In [None]:
%pip install transformers torch

In [None]:
from ddgs import DDGS
from transformers import pipeline
import random

def search_and_summarize(query, max_results=5):
    
    # Random search text 
    random_texts = [
        "Preparing search engine...",
        "Revving up the data miners...",
        "Consulting the digital oracle...",
        "Summoning the web crawlers...",
        "Mining the internet for nuggets of wisdom...",
        "Engaging search protocols...",
        "Navigating the information superhighway...",
        "Decoding the web's secrets...",
        "Harnessing the power of search algorithms...",
        "Exploring the vast digital landscape..."
    ]
    print(random.choice(random_texts))
    summarizer = pipeline("summarization", model="sshleifer/distilbart-cnn-12-6")

    ddgs = DDGS()
    print(f'Searching for: {query}...')
    results = ddgs.text(query, max_results=max_results)

    combined_text = ""
    for r in results:
        body = r.get('body', '')
        combined_text += body.strip().rstrip('.') + '. '

    print(f'\nRaw combined text length: {len(combined_text)} characters.')

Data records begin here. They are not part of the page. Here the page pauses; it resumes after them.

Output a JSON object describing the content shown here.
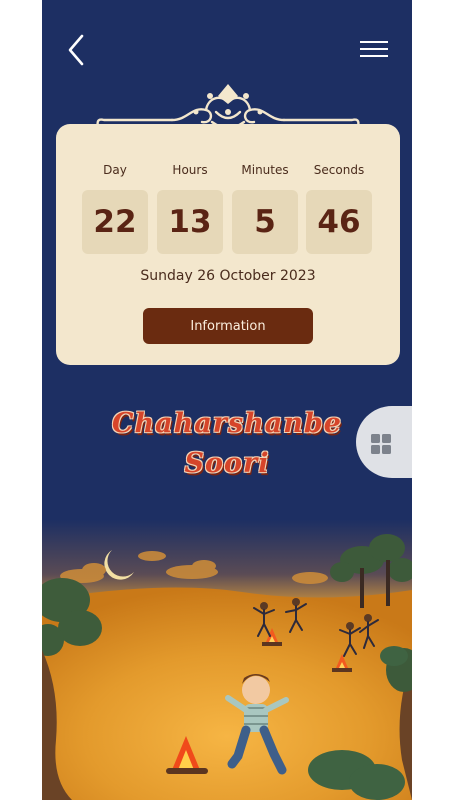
{
  "header": {
    "back_icon": "chevron-left-icon",
    "menu_icon": "hamburger-menu-icon"
  },
  "countdown": {
    "units": [
      {
        "label": "Day",
        "value": "22"
      },
      {
        "label": "Hours",
        "value": "13"
      },
      {
        "label": "Minutes",
        "value": "5"
      },
      {
        "label": "Seconds",
        "value": "46"
      }
    ],
    "date": "Sunday 26 October 2023",
    "button_label": "Information"
  },
  "event": {
    "title_line1": "Chaharshanbe",
    "title_line2": "Soori"
  },
  "side_tab": {
    "icon": "grid-icon"
  },
  "colors": {
    "background": "#1d2f63",
    "card": "#f3e7cd",
    "unit_box": "#e6d8b8",
    "button": "#6a2b10",
    "title": "#d6452a"
  }
}
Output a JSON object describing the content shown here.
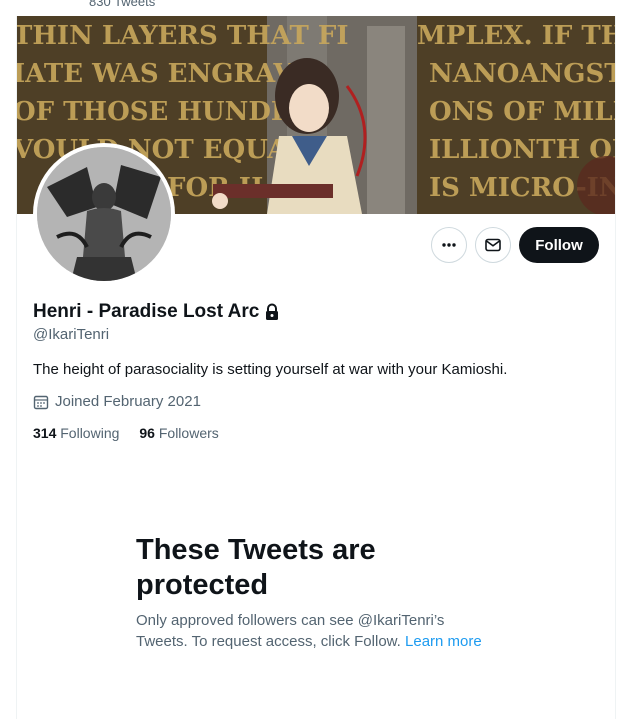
{
  "header": {
    "tweet_count": "830 Tweets"
  },
  "banner": {
    "alt": "",
    "text_lines": [
      "THIN LAYERS THAT FI",
      "IATE WAS ENGRAVE",
      "OF THOSE HUNDRE",
      "VOULD NOT EQUAL",
      "FOR H",
      "MPLEX. IF THE W",
      "NANOANGSTRO",
      "ONS OF MILES H",
      "ILLIONTH OF TH",
      "IS MICRO-INST"
    ]
  },
  "profile": {
    "display_name": "Henri - Paradise Lost Arc",
    "handle": "@IkariTenri",
    "bio": "The height of parasociality is setting yourself at war with your Kamioshi.",
    "joined": "Joined February 2021",
    "following_count": "314",
    "following_label": "Following",
    "followers_count": "96",
    "followers_label": "Followers",
    "locked": true
  },
  "actions": {
    "more_icon": "more-icon",
    "message_icon": "envelope-icon",
    "follow_label": "Follow"
  },
  "protected": {
    "title": "These Tweets are protected",
    "message": "Only approved followers can see @IkariTenri’s Tweets. To request access, click Follow.",
    "learn_more": "Learn more"
  },
  "colors": {
    "text_primary": "#0f1419",
    "text_secondary": "#536471",
    "link": "#1d9bf0",
    "follow_bg": "#0f1419",
    "border": "#cfd9de"
  }
}
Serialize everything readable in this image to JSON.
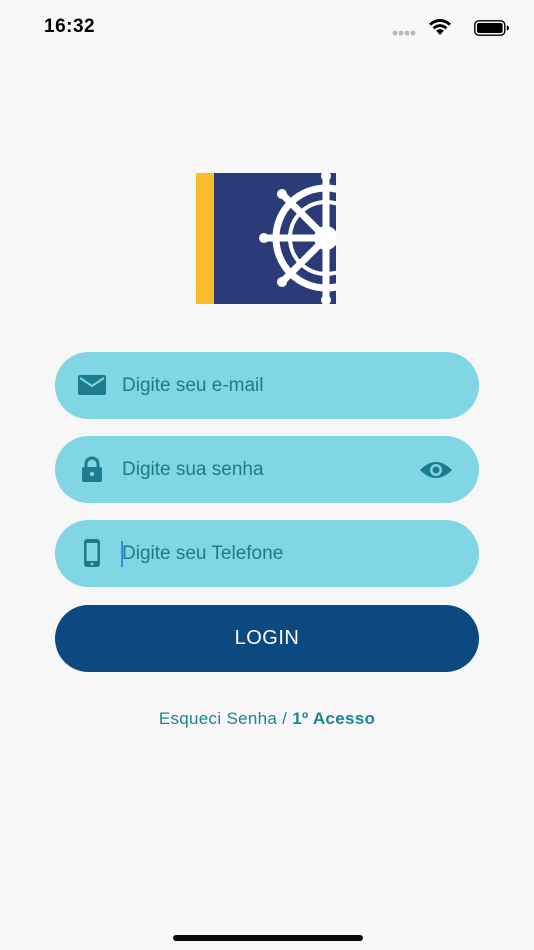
{
  "status_bar": {
    "time": "16:32",
    "signal_icon": "signal-dots-icon",
    "wifi_icon": "wifi-icon",
    "battery_icon": "battery-icon"
  },
  "logo": {
    "icon": "ship-wheel-logo",
    "colors": {
      "stripe": "#fbbd2b",
      "background": "#2b3b78",
      "wheel": "#ffffff"
    }
  },
  "form": {
    "email": {
      "placeholder": "Digite seu e-mail",
      "value": "",
      "icon": "envelope-icon"
    },
    "password": {
      "placeholder": "Digite sua senha",
      "value": "",
      "icon": "lock-icon",
      "toggle_icon": "eye-icon"
    },
    "phone": {
      "placeholder": "Digite seu Telefone",
      "value": "",
      "icon": "smartphone-icon"
    },
    "field_color": "#80d6e2",
    "icon_color": "#1a7c8c"
  },
  "login_button": {
    "label": "LOGIN",
    "color": "#0b4980"
  },
  "links": {
    "forgot_password": "Esqueci Senha",
    "separator": " / ",
    "first_access": "1º Acesso"
  }
}
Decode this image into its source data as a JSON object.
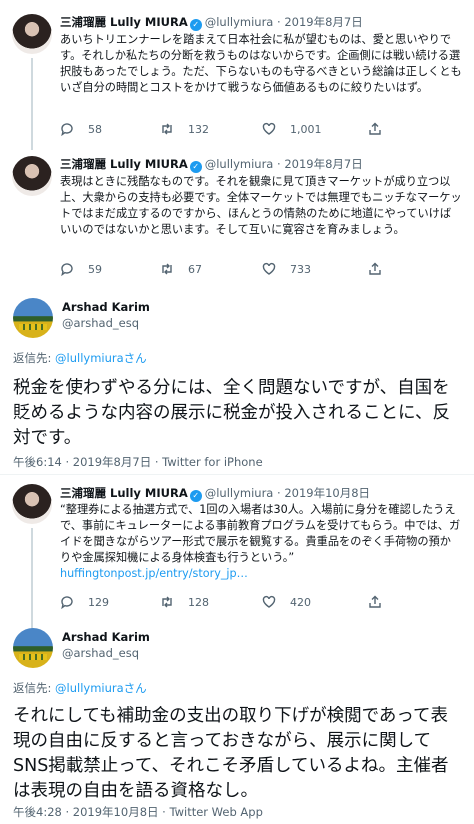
{
  "tweets": [
    {
      "name": "三浦瑠麗 Lully MIURA",
      "handle": "@lullymiura",
      "date": "2019年8月7日",
      "text": "あいちトリエンナーレを踏まえて日本社会に私が望むものは、愛と思いやりです。それしか私たちの分断を救うものはないからです。企画側には戦い続ける選択肢もあったでしょう。ただ、下らないものも守るべきという総論は正しくともいざ自分の時間とコストをかけて戦うなら価値あるものに絞りたいはず。",
      "replies": "58",
      "retweets": "132",
      "likes": "1,001"
    },
    {
      "name": "三浦瑠麗 Lully MIURA",
      "handle": "@lullymiura",
      "date": "2019年8月7日",
      "text": "表現はときに残酷なものです。それを観衆に見て頂きマーケットが成り立つ以上、大衆からの支持も必要です。全体マーケットでは無理でもニッチなマーケットではまだ成立するのですから、ほんとうの情熱のために地道にやっていけばいいのではないかと思います。そして互いに寛容さを育みましょう。",
      "replies": "59",
      "retweets": "67",
      "likes": "733"
    },
    {
      "name": "三浦瑠麗 Lully MIURA",
      "handle": "@lullymiura",
      "date": "2019年10月8日",
      "text": "“整理券による抽選方式で、1回の入場者は30人。入場前に身分を確認したうえで、事前にキュレーターによる事前教育プログラムを受けてもらう。中では、ガイドを聞きながらツアー形式で展示を観覧する。貴重品をのぞく手荷物の預かりや金属探知機による身体検査も行うという。”",
      "link": "huffingtonpost.jp/entry/story_jp…",
      "replies": "129",
      "retweets": "128",
      "likes": "420"
    }
  ],
  "focused": [
    {
      "name": "Arshad Karim",
      "handle": "@arshad_esq",
      "reply_prefix": "返信先: ",
      "reply_handle": "@lullymiuraさん",
      "text": "税金を使わずやる分には、全く問題ないですが、自国を貶めるような内容の展示に税金が投入されることに、反対です。",
      "timestamp": "午後6:14 · 2019年8月7日 · Twitter for iPhone"
    },
    {
      "name": "Arshad Karim",
      "handle": "@arshad_esq",
      "reply_prefix": "返信先: ",
      "reply_handle": "@lullymiuraさん",
      "text": "それにしても補助金の支出の取り下げが検閲であって表現の自由に反すると言っておきながら、展示に関してSNS掲載禁止って、それこそ矛盾しているよね。主催者は表現の自由を語る資格なし。",
      "timestamp": "午後4:28 · 2019年10月8日 · Twitter Web App"
    }
  ],
  "icons": {
    "verified": "✓",
    "reply": "reply-icon",
    "retweet": "retweet-icon",
    "like": "heart-icon",
    "share": "share-icon"
  },
  "colors": {
    "accent": "#1d9bf0",
    "text": "#0f1419",
    "secondary": "#536471"
  }
}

    summary = summarizer(combined_text, max_length=150, min_length=40, do_sample=False)[0]['summary_text']
    
    return summary  

In [64]:
import pandas as pd 

# 1. Setup Data
df = pd.read_csv('data/poi.csv')
df = df[['name', 'municipality']]
processed = df.to_dict(orient='records')

# 2. Define the Streamlined Function
def process_and_save_poi(index, poi_list, filename='POI_description.txt'):
    try:
        # Get the specific POI
        poi = poi_list[index]
        name = poi['name']
        municipality = poi['municipality']
        
        # Generate Query
        query = f"{name} in {municipality} Bulacan Philippines"
        print(f"--- Processing: {name} [{index}] ---")
        
        # Search and Summarize (Assuming your function exists)
        # Note: Ensure search_and_summarize is defined in your scope
        result_summary = search_and_summarize(query, max_results=10)
        
        # Clean Text
        clean_text = result_summary.replace(" .", ".").replace(" ,", ",")
        
        # Print to console for your manual check
        print(f"\nGenerated Description:\n{clean_text}\n")
        
        # Save to file (Append Mode 'a')
        with open(filename, 'a', encoding='utf-8') as f:
            f.write(f"{index}. {name}\n\n")
            f.write(f"{clean_text}\n\n") # Adds a gap between entries
            
        print(f"Successfully saved to {filename}")
        
    except IndexError:
        print("Error: Index out of range.")
    except Exception as e:
        print(f"An error occurred: {e}")

# ---------------------------------------------------------
# 3. Usage: Change the number below to process the next POI
# ---------------------------------------------------------

current_index = 0

process_and_save_poi(current_index, processed)



--- Processing: bulakan mangrove nursery  [0] ---
Preparing search engine...


Device set to use cpu


Searching for: bulakan mangrove nursery  in bulakan Bulacan Philippines...

Raw combined text length: 2381 characters.

Generated Description:
 Bulakan is a coastal municipality in the province of Bulacan, Central Luzon region (Region III), Philippines. It has a population of 81,232 (2020 Census figures) distributed over 14 barangays. Bulacan has a total of 585.14 ha of mangroves.

Successfully saved to POI_description.txt


In [None]:
for i in range(0, 10):
    process_and_save_poi(i, processed)